21.2 Partial Indexes: Indexing Only a Subset of Rows

Right, so you’ve got a table. It’s a big table. A real chonker. And you’ve wisely decided to index a column to speed things up. But here’s the thing: do you really need to index every single row? Often, the most frequent and performance-critical queries are only interested in a specific subset of your data. Indexing every row for that is like building a library catalog that includes every single book, but your patrons only ever ask for the sci-fi paperbacks published after 1985. It’s wasteful. It bloats your index, slows down writes, and frankly, it’s a bit gauche.

This is where partial indexes come in to save the day, your disk I/O, and your dignity. A partial index is precisely what it sounds like: an index built on only a part of your table, defined by a WHERE clause. It’s the most practical form of indexing since sliced bread.

The Obvious Use Case: Filtering Out the Noise

The classic example is a status column. Imagine an orders table with a status column that can be ('pending', 'processing', 'shipped', 'cancelled'). Your application is constantly polling for orders that are 'pending' to process them. The vast majority of your orders are already 'shipped', but every time you run SELECT * FROM orders WHERE status = 'pending', the database might do a sequential scan or, if you have a full index on status, it still has to traverse through countless irrelevant 'shipped' entries.

The solution is brutally elegant:

CREATE INDEX idx_orders_pending ON orders (status)
WHERE status = 'pending';

Now, this index only contains rows where status is 'pending'. It’s tiny, hyper-efficient, and when that frequent query runs, it zooms directly to the few rows it cares about.
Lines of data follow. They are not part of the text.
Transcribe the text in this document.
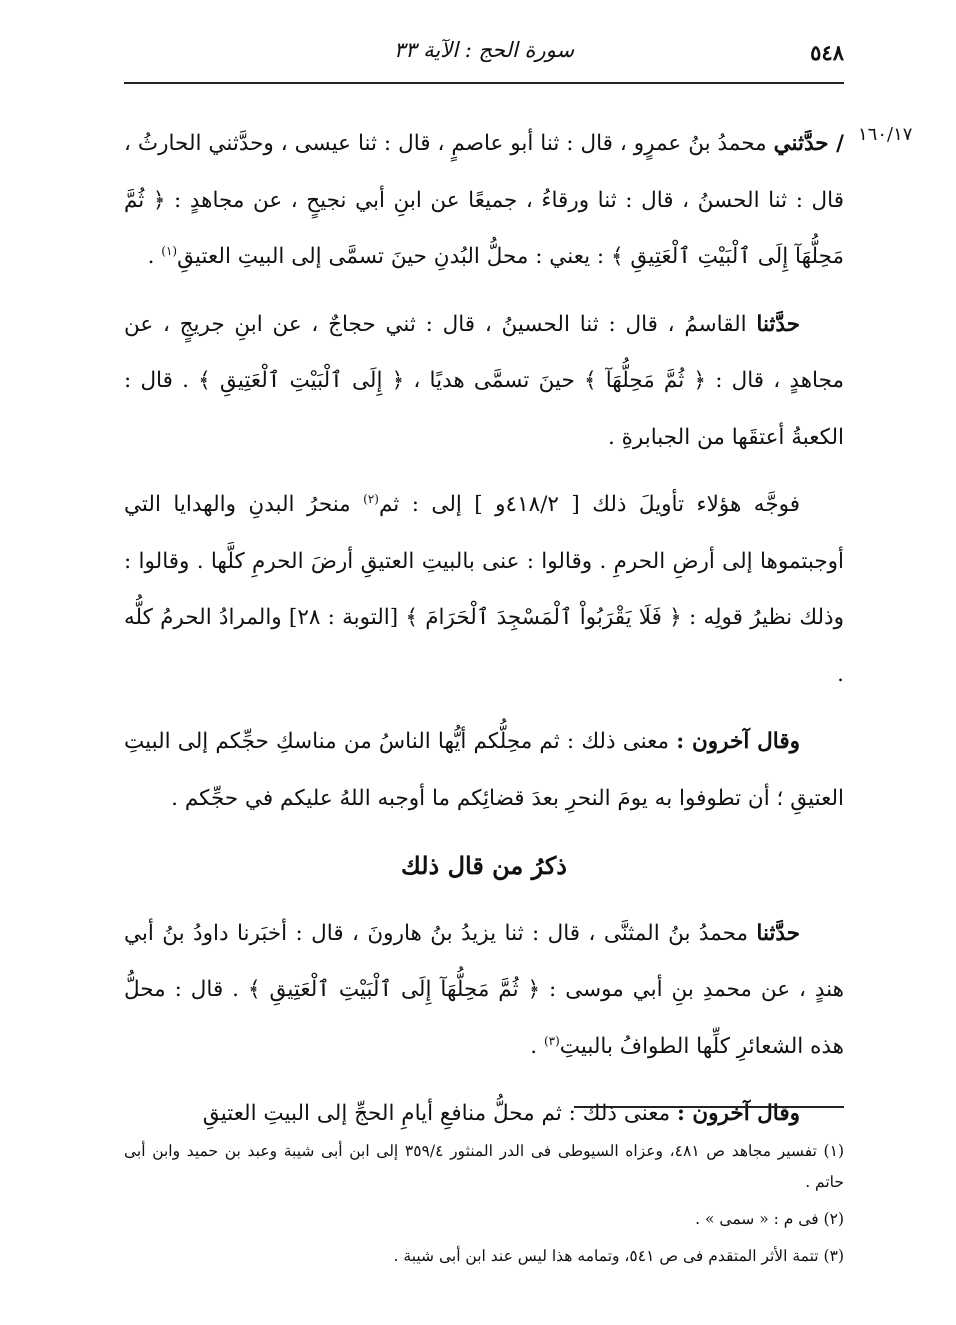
٥٤٨
سورة الحج : الآية ٣٣
١٦٠/١٧

/ حدَّثني محمدُ بنُ عمرٍو ، قال : ثنا أبو عاصمٍ ، قال : ثنا عيسى ، وحدَّثني الحارثُ ، قال : ثنا الحسنُ ، قال : ثنا ورقاءُ ، جميعًا عن ابنِ أبي نجيحٍ ، عن مجاهدٍ : ﴿ ثُمَّ مَحِلُّهَآ إِلَى ٱلْبَيْتِ ٱلْعَتِيقِ ﴾ : يعني : محلُّ البُدنِ حينَ تسمَّى إلى البيتِ العتيقِ$^{(١)}$ .

حدَّثنا القاسمُ ، قال : ثنا الحسينُ ، قال : ثني حجاجٌ ، عن ابنِ جريجٍ ، عن مجاهدٍ ، قال : ﴿ ثُمَّ مَحِلُّهَآ ﴾ حينَ تسمَّى هديًا ، ﴿ إِلَى ٱلْبَيْتِ ٱلْعَتِيقِ ﴾ . قال : الكعبةُ أعتقَها من الجبابرةِ .

فوجَّه هؤلاء تأويلَ ذلك [ ٤١٨/٢و ] إلى : ثم$^{(٢)}$ منحرُ البدنِ والهدايا التي أوجبتموها إلى أرضِ الحرمِ . وقالوا : عنى بالبيتِ العتيقِ أرضَ الحرمِ كلَّها . وقالوا : وذلك نظيرُ قولِه : ﴿ فَلَا يَقْرَبُواْ ٱلْمَسْجِدَ ٱلْحَرَامَ ﴾ [التوبة : ٢٨] والمرادُ الحرمُ كلُّه .

وقال آخرون : معنى ذلك : ثم محِلُّكم أيُّها الناسُ من مناسكِ حجِّكم إلى البيتِ العتيقِ ؛ أن تطوفوا به يومَ النحرِ بعدَ قضائِكم ما أوجبه اللهُ عليكم في حجِّكم .

ذكرُ من قال ذلك

حدَّثنا محمدُ بنُ المثنَّى ، قال : ثنا يزيدُ بنُ هارونَ ، قال : أخبَرنا داودُ بنُ أبي هندٍ ، عن محمدِ بنِ أبي موسى : ﴿ ثُمَّ مَحِلُّهَآ إِلَى ٱلْبَيْتِ ٱلْعَتِيقِ ﴾ . قال : محلُّ هذه الشعائرِ كلِّها الطوافُ بالبيتِ$^{(٣)}$ .

وقال آخرون : معنى ذلك : ثم محلُّ منافعِ أيامِ الحجِّ إلى البيتِ العتيقِ

(١) تفسير مجاهد ص ٤٨١، وعزاه السيوطى فى الدر المنثور ٣٥٩/٤ إلى ابن أبى شيبة وعبد بن حميد وابن أبى حاتم .

(٢) فى م : « سمى » .

(٣) تتمة الأثر المتقدم فى ص ٥٤١، وتمامه هذا ليس عند ابن أبى شيبة .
The database is smart enough to know that if your query’s WHERE clause matches the index’s WHERE clause, this lean, mean index is the perfect tool for the job.

Why This is Black Magic (And How the Planner Uses It)

You might think, “Won’t the query planner get confused and not use my fancy index if I ask for status IN ('pending', 'processing')?” And you’d be right to worry! The query planner isn’t psychic. It will only use idx_orders_pending for queries where it can prove that all the rows in the index must satisfy the query condition.

This is a crucial detail everyone misses. The index condition is a hard guarantee. The planner knows that idx_orders_pending contains only and exactly status = 'pending' rows. So:

SELECT * FROM orders WHERE status = 'pending'; -- Uses the index. Perfect.
SELECT * FROM orders WHERE status = 'shipped'; -- Cannot use the index. Correct.
SELECT * FROM orders WHERE status IN ('pending', 'processing'); -- Will not use this index.

Why the last one? Because the index doesn’t have any 'processing' rows! It would be incomplete. For that query, you’d need a different index. This isn’t a flaw; it’s the rigorous logic that makes partial indexes reliable. You’re not building a general-purpose tool; you’re building a scalpel for a very specific operation.

Beyond Equality: The Real Power Play

While the status field is the textbook example, this is where we get into the genuinely clever stuff. Partial indexes shine for complex conditions.

Use Case: Enforcing Uniqueness on a Subset. This one is so useful it feels like cheating. You have a users table. A user can have multiple email addresses, but only one can be their primary email. How do you enforce that at the database level? A regular unique constraint on (user_id, email) won’t work. The answer:

CREATE UNIQUE INDEX idx_users_primary_email ON users (user_id)
WHERE is_primary = true;

Boom. The database will now throw an error if you ever try to set two emails as primary for the same user. It’s a constraint that only applies to a subset of data, which is something you simply cannot do with a standard UNIQUE constraint. Elegant, right?

Use Case: Indexing Based on a Relationship. Let’s say you have a massive events table, but your application is almost exclusively querying events that happened in the last 30 days. Indexing all billion historical events is insane.

CREATE INDEX idx_events_recent ON events (created_at)
WHERE created_at > CURRENT_DATE - INTERVAL '30 days';

The index automatically maintains itself. As time moves forward, old events fall out of the index condition and are no longer indexed, while new events are added. It’s self-cleaning.

The Pitfalls: Where This Goes Sideways

The Moving Target: The most common mistake is using a volatile function like CURRENT_TIMESTAMP in the index definition. Don’t. The index condition is evaluated when the row is inserted or updated. A row inserted with created_at of today will be indexed. But tomorrow, the condition created_at > CURRENT_DATE - INTERVAL '30 days' is still CURRENT_DATE from when the row was inserted. The index does not automatically re-check the condition for all rows every day. The value is frozen in time for each row. For a rolling window, you need a condition based on an immutable column, like the date itself.
Planner Confusion: As we touched on, the query planner must be able to prove the index is applicable. If your query uses a function or a calculation that the planner can’t match deterministically to the index’s condition, it’ll chicken out and not use your beautiful index. Keep the conditions simple and predictable.
The False Sense of Security: You create idx_orders_pending and then write a query: SELECT * FROM orders WHERE status = 'pending' AND customer_id = 123;. Will it use the index? Maybe. It can use it to find the pending orders, but then it has to filter those for the customer. If you’re always filtering by customer_id as well, your partial index should probably include it: CREATE INDEX idx_orders_pending_customer ON orders (customer_id) WHERE status = 'pending';. Think about your entire query predicate.

The takeaway? Partial indexes are not a niche feature for edge cases. They are a fundamental tool for writing performant, storage-efficient schemas. Use them to ignore what you don’t need. Your database will thank you.